Most impressive is the band's performance which is so unmistakenly The Who. Roger Daltrey (lead singer) is already impressive with his ability to communicate a wide variety of sounds and emotions, with the hard rocking "Out in the Street" and "My Generation", the sincere "The Kids Are Alright", the snarling world-weary "The Good's Gone", and the punky coolness of "La-la Lies" (He also shows that he doesn't make such a hot James Brown).

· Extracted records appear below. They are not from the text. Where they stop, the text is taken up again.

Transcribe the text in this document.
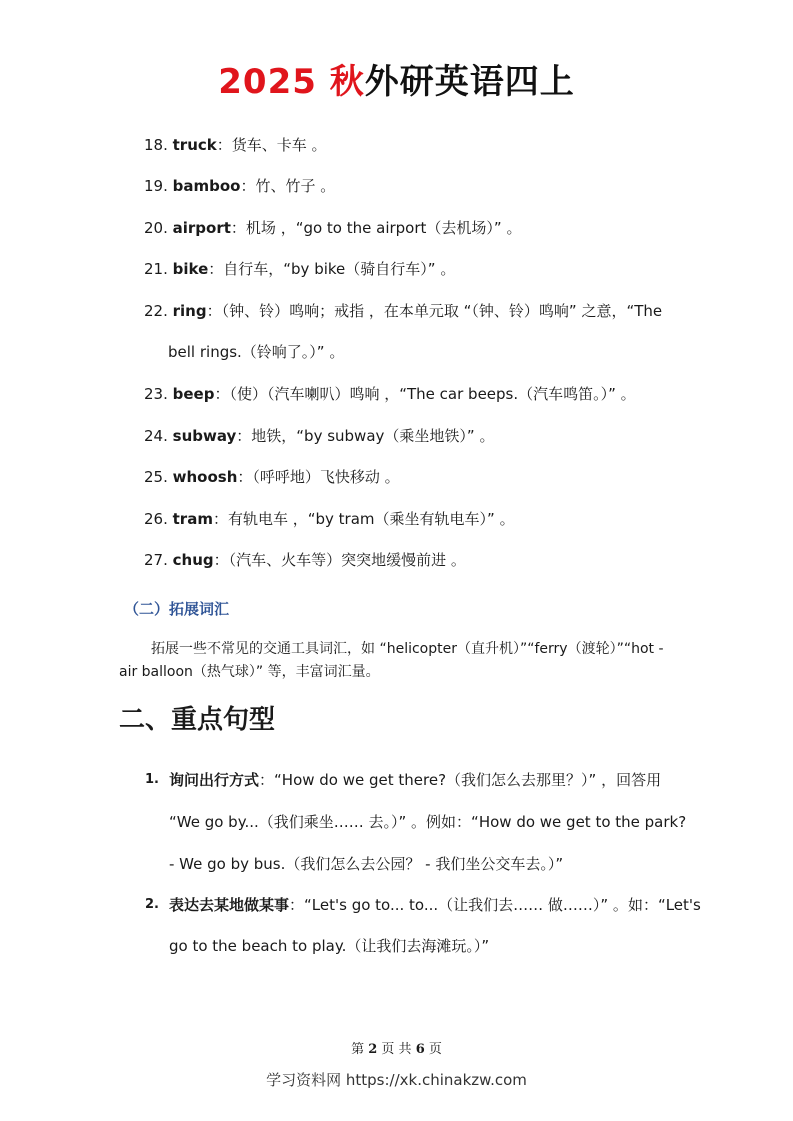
2025 秋外研英语四上
18. truck：货车、卡车 。
19. bamboo：竹、竹子 。
20. airport：机场 ，“go to the airport（去机场）” 。
21. bike：自行车，“by bike（骑自行车）” 。
22. ring：（钟、铃）鸣响；戒指 ，在本单元取 “（钟、铃）鸣响” 之意，“The
bell rings.（铃响了。）” 。
23. beep：（使）（汽车喇叭）鸣响 ，“The car beeps.（汽车鸣笛。）” 。
24. subway：地铁，“by subway（乘坐地铁）” 。
25. whoosh：（呼呼地）飞快移动 。
26. tram：有轨电车 ，“by tram（乘坐有轨电车）” 。
27. chug：（汽车、火车等）突突地缓慢前进 。
（二）拓展词汇
拓展一些不常见的交通工具词汇，如 “helicopter（直升机）”“ferry（渡轮）”“hot - air balloon（热气球）” 等，丰富词汇量。
二、重点句型
1. 询问出行方式：“How do we get there?（我们怎么去那里？）” ，回答用
“We go by...（我们乘坐…… 去。）” 。例如：“How do we get to the park?
- We go by bus.（我们怎么去公园？ - 我们坐公交车去。）”
2. 表达去某地做某事：“Let's go to... to...（让我们去…… 做……）” 。如：“Let's
go to the beach to play.（让我们去海滩玩。）”
第 2 页 共 6 页
学习资料网 https://xk.chinakzw.com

Keith Moon is already attacking the drums in his inimitable style, and John Entwistle is already thrumming his hard base and offering his fine high harmonies (the eccentric/macabre songs don't come until the next album).
The deluxe version of My Generation tells the story of The Who before Pete Townshend's burgeoning songwriting: a strong leaning towards R & B (best is a superb "Anyway You Want Me"), along with their first two singles/B-Sides, "I Can't Explain"/"Bald Headed Woman" (written by their first producer Shel Talmy, this is a riot), "Anyway Anyhow Anywhere" (actually, a thundering alternative take)/"Daddy Rolling Stone". Americans finally get to hear the REAL song "Instant Party" (as opposed to the song "Circles" which was mistakenly released under the title "Instant Party"). A couple interesting a-capella and instrumental tracks are thrown in, all of which richly justify the extra investment.